Le regard de Sylveste vacilla et, l’espace d’un instant, Sluka lui fit l’effet d’être une femme en creux découpée dans le volume de la pièce, un trou à travers lequel passait l’infini.

Ce moment d’étrangeté passa ; il poursuivit :

— Je voulais me rendre dans le système Cerbère-Hadès. Je crois que, vers la fin, Nils aurait été quasiment prêt à me l’accorder, si la colonie en avait eu les moyens.

— Vous croyez qu’il y a quelque chose là-bas ?

— Si mes idées vous sont familières, répondit Sylveste, vous ne pouvez pas faire autrement que de reconnaître leur logique.

— Elles m’intriguent – comme tous les échafaudages fallacieux.

La porte se rouvrit et un homme que Sylveste n’avait encore jamais vu fit son entrée, escorté par Falkender. Le nouveau venu – qu’il supposa être le dénommé Delaunay – était bâti comme un bulldog. Il portait une barbe de plusieurs jours, un béret violet en équilibre sur le crâne et des bottes souples de couleur ocre. Il avait des sangles croisées sur la poitrine et des marques rouges autour des yeux, sans doute provoquées par les lunettes anti-poussière accrochées à son cou.

— Montrez cette vilaine petite chose à notre invité, dit Sluka.

Delaunay tenait d’une main ferme un cylindre noir, visiblement lourd.

— Prenez-le, Sylveste, ordonna Sluka.

Il s’exécuta. Le cylindre paraissait lourd, et il l’était. Il y avait une poignée en haut et, dessous, un mécanisme de fermeture vert. Sylveste posa l’objet sur la table. Il était trop lourd pour qu’il puisse le tenir plus longtemps sans effort.

— Ouvrez-le, dit Sluka.

Il actionna le mécanisme – c’était la chose évidente à faire – et le cylindre s’ouvrit en deux comme une poupée russe, la moitié du haut se soulevant sur quatre supports métalliques entourant un cylindre légèrement plus petit, jusqu’alors invisible. Le cylindre intérieur s’ouvrit de la même façon, en révélant un autre, et encore un autre. Le processus se répéta ainsi six ou sept fois.

Toutes ces coques protégeaient une mince colonne d’argent. Une minuscule fenêtre s’ouvrait sur le côté, permettant de voir, à l’intérieur, une cavité éclairée dans laquelle était nichée une chose qui ressemblait à une épingle à la tête renflée.

— Vous avez compris de quoi il s’agissait, je suppose, dit Sluka.

— Je devine que ça n’a pas été fabriqué ici, répondit Sylveste. Et ce n’est pas nous qui l’avons apporté en venant de Yellowstone. Ne reste que notre bienfaiteur, l’excellent Remilliod. C’est lui qui vous a vendu ça ?
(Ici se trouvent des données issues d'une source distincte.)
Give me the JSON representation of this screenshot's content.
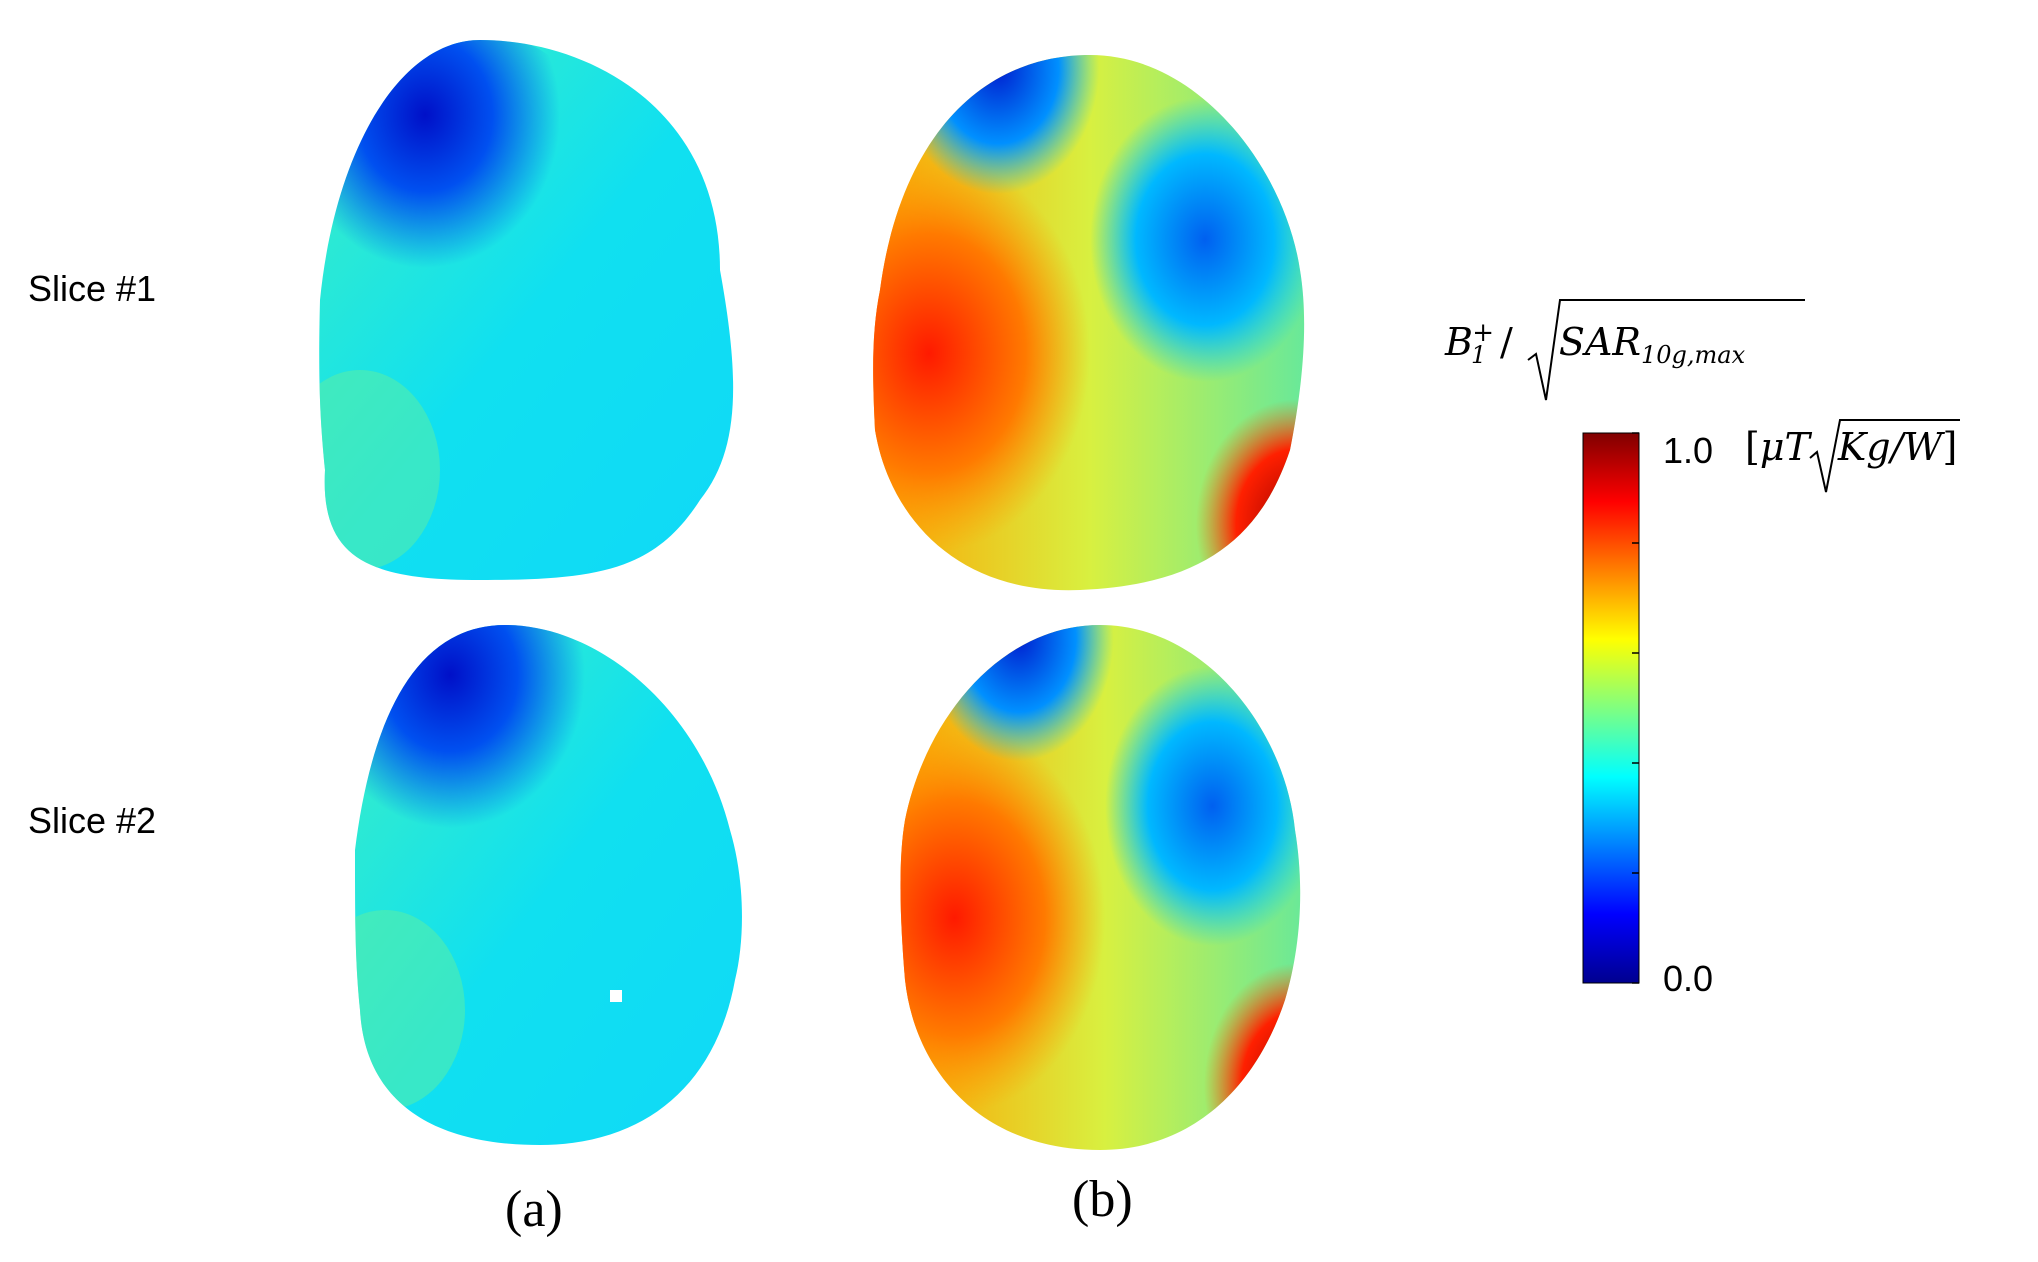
{
  "row_labels": [
    "Slice #1",
    "Slice #2"
  ],
  "column_labels": [
    "(a)",
    "(b)"
  ],
  "colorbar": {
    "title": {
      "numerator": "B",
      "numerator_sub": "1",
      "numerator_sup": "+",
      "divider": "/",
      "radicand": "SAR",
      "radicand_sub": "10g,max"
    },
    "max_label": "1.0",
    "min_label": "0.0",
    "unit": {
      "open": "[",
      "prefix": "μT",
      "radicand": "Kg/W",
      "close": "]"
    },
    "range": [
      0.0,
      1.0
    ],
    "colormap": "jet",
    "colors": [
      "#00008f",
      "#0000ff",
      "#0080ff",
      "#00ffff",
      "#80ff80",
      "#ffff00",
      "#ff8000",
      "#ff0000",
      "#800000"
    ]
  },
  "panels": [
    {
      "row": "Slice #1",
      "column": "(a)",
      "scheme": "a"
    },
    {
      "row": "Slice #1",
      "column": "(b)",
      "scheme": "b"
    },
    {
      "row": "Slice #2",
      "column": "(a)",
      "scheme": "a"
    },
    {
      "row": "Slice #2",
      "column": "(b)",
      "scheme": "b"
    }
  ]
}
— Ça, et les neuf autres, répondit-elle. Enfin, plus que huit, puisque nous avons utilisé le dixième à Cuvier.

— C’est une arme ?

— Les gars de Remilliod appelaient ça la poussière chaude, dit-elle. De l’antimatière. Cette tête d’épingle ne contient qu’un vingtième de gramme d’antilithium, mais c’était plus que suffisant pour ce que nous avions à faire.

— Je n’aurais jamais cru qu’une telle arme soit possible, dit-il. Enfin… c’est si petit.

— Je vous comprends. Cette technologie est interdite depuis tellement longtemps que personne ne sait plus comment les fabriquer.

— C’est puissant ?

— Deux kilotonnes environ. Assez pour laisser un trou à la place de Cuvier.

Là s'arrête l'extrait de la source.